31 「コトづくり」に基づいた「まちづくり」に取り組んでいる事例の一つとして、コトラボ合同会社による横浜寿町の活性化プロジェクトが上げられる。コトラボは、自社を「「マチづくり」を「モノづくり」ではなく「コトづくり」からはじめる会社です」と説明している。また、時代を遡れば、日本ショッピングセンター(SC)協会が1990年に発表した「90年代のショッピングセンタービジョン」では、90年代のSCのキーワードは、モノの枠を超えて、シアター性やアミューズメント性で色付けされたコト寄りの機能も加えた「まち」を作ることである、とされている。この当時から、流通業が、売り場づくりの延長としてコトを重視したまちづくりに取り組もうとしていたことがわかる。

32 クリエイティブ・コモンズ・ライセンスはインターネット時代の新しい著作権ルールの普及を目指し、様々な作品の作者が自ら「この条件を守れば自分の作品は自由に使って良い」という意見表示をするためのツール。同ライセンスを利用することで、作者は著作権を保持したまま作品を自由に流通させることができ、受け手はライセンス条件の範囲内で再配布やリミックスをすることができる。

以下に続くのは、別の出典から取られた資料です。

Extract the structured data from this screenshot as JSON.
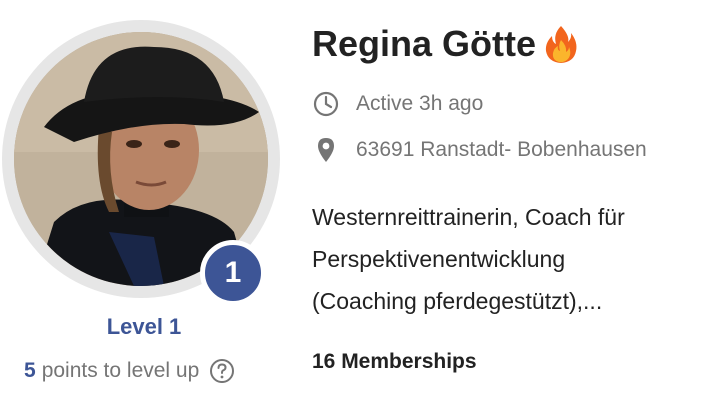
{
  "profile": {
    "name": "Regina Götte",
    "status_icon": "fire-emoji",
    "active": "Active 3h ago",
    "location": "63691 Ranstadt- Bobenhausen",
    "bio_lines": [
      "Westernreittrainerin, Coach für",
      "Perspektivenentwicklung",
      "(Coaching pferdegestützt),..."
    ],
    "memberships": "16 Memberships"
  },
  "level": {
    "badge": "1",
    "label": "Level 1",
    "points": "5",
    "points_text": "points to level up"
  },
  "colors": {
    "accent": "#3d5596",
    "muted_text": "#757575",
    "primary_text": "#222222",
    "avatar_ring": "#e6e6e6"
  }
}
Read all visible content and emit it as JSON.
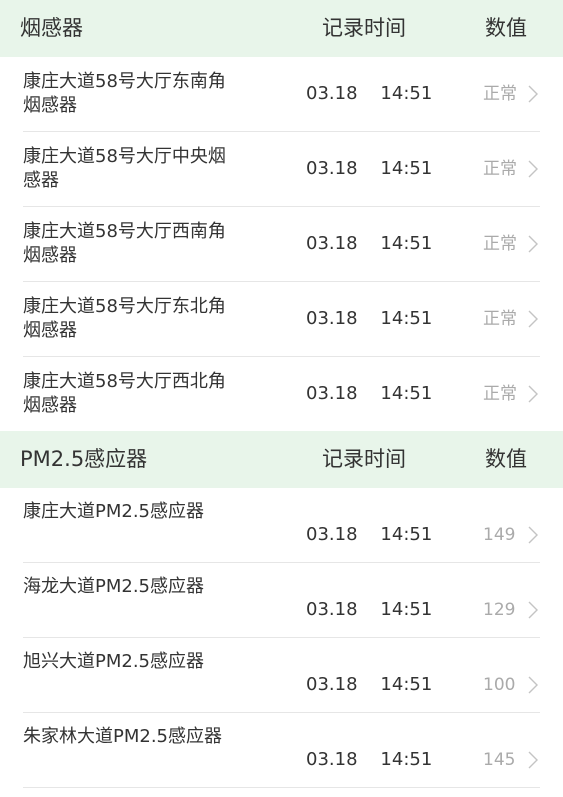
{
  "smoke": {
    "header": {
      "name": "烟感器",
      "time": "记录时间",
      "value": "数值"
    },
    "rows": [
      {
        "name": "康庄大道58号大厅东南角烟感器",
        "time": "03.18    14:51",
        "value": "正常"
      },
      {
        "name": "康庄大道58号大厅中央烟感器",
        "time": "03.18    14:51",
        "value": "正常"
      },
      {
        "name": "康庄大道58号大厅西南角烟感器",
        "time": "03.18    14:51",
        "value": "正常"
      },
      {
        "name": "康庄大道58号大厅东北角烟感器",
        "time": "03.18    14:51",
        "value": "正常"
      },
      {
        "name": "康庄大道58号大厅西北角烟感器",
        "time": "03.18    14:51",
        "value": "正常"
      }
    ]
  },
  "pm25": {
    "header": {
      "name": "PM2.5感应器",
      "time": "记录时间",
      "value": "数值"
    },
    "rows": [
      {
        "name": "康庄大道PM2.5感应器",
        "time": "03.18    14:51",
        "value": "149"
      },
      {
        "name": "海龙大道PM2.5感应器",
        "time": "03.18    14:51",
        "value": "129"
      },
      {
        "name": "旭兴大道PM2.5感应器",
        "time": "03.18    14:51",
        "value": "100"
      },
      {
        "name": "朱家林大道PM2.5感应器",
        "time": "03.18    14:51",
        "value": "145"
      }
    ]
  },
  "icons": {
    "row_arrow": "chevron-right-icon"
  },
  "colors": {
    "header_bg": "#e8f5ea",
    "value_text": "#aaaaaa",
    "divider": "#e6e6e6"
  }
}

33 イノセンティブ(InnoCentive)は、研究開発上の課題を抱える企業などと課題解決の能力を持った世界中の科学者など(ソルバー)をマッチングするオープン・イノベーションのためのプラットフォームである。2001年に製薬企業イーライリリーの社内ベンチャーとして設立され、2005年に独立して成長を続け、現在ではライフサイエンス、化学、計算機科学、数学など様々な分野の課題を扱っている。従来は組織内で研究されていた問題をオープンにし、世界中から知恵を集めて課題解決を図るのが大きな特徴で、2013年3月時点で約200か国30万人近くのソルバーが登録されている。